Maybe this stark removal from the normal rhythms of life has brought you to realize that you engage other people with fear of something, rather than in faith that you are loved, held, desired, and given purpose by someone far more powerful than today’s Pilate. Maybe it makes you realize that you run from things because you have been hurt in the past or recently by those who betray, who misjudge or mischaracterize you. Is that running really serving you now? Or has it left you in the place of Jesus’s people here and Pilate: unable to see truth, to be held in that truth in love, to forgive yourself, or others, and to move on with hope? Have you gathered in church primarily for your own comfort like Peter, or to push yourself to learn who God is in a way that will challenge you, and likely make you uncomfortable because God’s ways are not your ways, or the world’s ways, so that you can learn to share him with others?

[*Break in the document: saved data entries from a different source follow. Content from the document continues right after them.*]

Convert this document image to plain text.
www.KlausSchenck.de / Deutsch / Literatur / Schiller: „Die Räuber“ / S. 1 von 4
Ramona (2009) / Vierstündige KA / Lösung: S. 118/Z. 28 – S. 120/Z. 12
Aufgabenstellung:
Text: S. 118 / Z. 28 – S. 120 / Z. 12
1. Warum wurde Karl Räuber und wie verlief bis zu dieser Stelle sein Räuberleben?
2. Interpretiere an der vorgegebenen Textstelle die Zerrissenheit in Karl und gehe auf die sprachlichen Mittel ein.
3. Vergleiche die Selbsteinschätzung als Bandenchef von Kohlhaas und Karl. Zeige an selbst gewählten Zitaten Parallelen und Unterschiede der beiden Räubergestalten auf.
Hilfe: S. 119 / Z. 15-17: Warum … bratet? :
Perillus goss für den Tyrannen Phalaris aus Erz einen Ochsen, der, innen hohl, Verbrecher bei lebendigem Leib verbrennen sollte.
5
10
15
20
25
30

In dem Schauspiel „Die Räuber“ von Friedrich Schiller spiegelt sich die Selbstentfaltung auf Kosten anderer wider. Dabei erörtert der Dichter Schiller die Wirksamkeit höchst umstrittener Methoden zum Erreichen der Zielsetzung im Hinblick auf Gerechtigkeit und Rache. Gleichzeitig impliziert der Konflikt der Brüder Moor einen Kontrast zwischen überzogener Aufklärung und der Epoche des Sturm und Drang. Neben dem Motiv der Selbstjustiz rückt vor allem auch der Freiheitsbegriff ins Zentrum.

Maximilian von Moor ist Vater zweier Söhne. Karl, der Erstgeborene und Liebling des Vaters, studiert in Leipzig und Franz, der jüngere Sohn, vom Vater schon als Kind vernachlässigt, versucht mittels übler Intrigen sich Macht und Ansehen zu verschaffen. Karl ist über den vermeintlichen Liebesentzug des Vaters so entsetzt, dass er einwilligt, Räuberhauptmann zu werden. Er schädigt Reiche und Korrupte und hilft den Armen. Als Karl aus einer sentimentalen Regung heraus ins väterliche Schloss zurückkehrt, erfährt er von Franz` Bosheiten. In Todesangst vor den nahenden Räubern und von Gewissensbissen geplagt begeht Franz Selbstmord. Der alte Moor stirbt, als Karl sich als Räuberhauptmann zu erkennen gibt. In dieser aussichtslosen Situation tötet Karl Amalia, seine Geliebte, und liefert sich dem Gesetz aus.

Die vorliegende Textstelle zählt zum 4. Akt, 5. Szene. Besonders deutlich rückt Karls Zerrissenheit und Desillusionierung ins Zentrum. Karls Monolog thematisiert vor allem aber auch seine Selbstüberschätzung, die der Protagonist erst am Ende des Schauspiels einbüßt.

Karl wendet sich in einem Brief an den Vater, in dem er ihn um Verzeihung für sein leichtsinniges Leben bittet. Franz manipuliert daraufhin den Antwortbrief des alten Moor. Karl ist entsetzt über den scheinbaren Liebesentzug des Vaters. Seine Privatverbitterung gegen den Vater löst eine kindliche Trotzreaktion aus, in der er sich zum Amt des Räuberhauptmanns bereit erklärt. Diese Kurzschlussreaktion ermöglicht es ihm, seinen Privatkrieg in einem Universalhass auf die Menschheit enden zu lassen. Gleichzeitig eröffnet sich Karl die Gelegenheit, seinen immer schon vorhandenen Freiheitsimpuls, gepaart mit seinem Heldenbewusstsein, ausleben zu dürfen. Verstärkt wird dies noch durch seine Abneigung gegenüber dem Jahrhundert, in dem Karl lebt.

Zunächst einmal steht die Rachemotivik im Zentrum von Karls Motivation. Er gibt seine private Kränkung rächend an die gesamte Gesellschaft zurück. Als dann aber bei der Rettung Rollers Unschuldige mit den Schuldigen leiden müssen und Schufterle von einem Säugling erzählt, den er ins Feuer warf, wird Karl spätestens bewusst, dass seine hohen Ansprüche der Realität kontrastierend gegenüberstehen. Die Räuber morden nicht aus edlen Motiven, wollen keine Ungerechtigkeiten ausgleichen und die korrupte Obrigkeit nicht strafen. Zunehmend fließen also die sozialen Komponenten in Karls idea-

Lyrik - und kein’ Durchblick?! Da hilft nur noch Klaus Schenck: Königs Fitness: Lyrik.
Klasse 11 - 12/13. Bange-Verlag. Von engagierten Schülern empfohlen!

There are so many ways we fit into all the figures we encounter in this Gospel reading. Take the time to enter into them. And once you’ve done that, take the time to pray to God to give you the capacity to endure the shock of a world turned upside down by COVID, by the social upheavals that have come as we’ve recognized our racist tendencies, the violence by which we too often try to gain control and certainty. All of these things are our Good Friday before God. So bring them all before God, confess, repent, go down to the depths of your broken humanity with Jesus this Friday and Holy Saturday and enter into the pit of hell, so that when you hear the announcement of his risen body on Sunday, you might find yourself recommitted to witnessing Easter Hope to others. AMEN.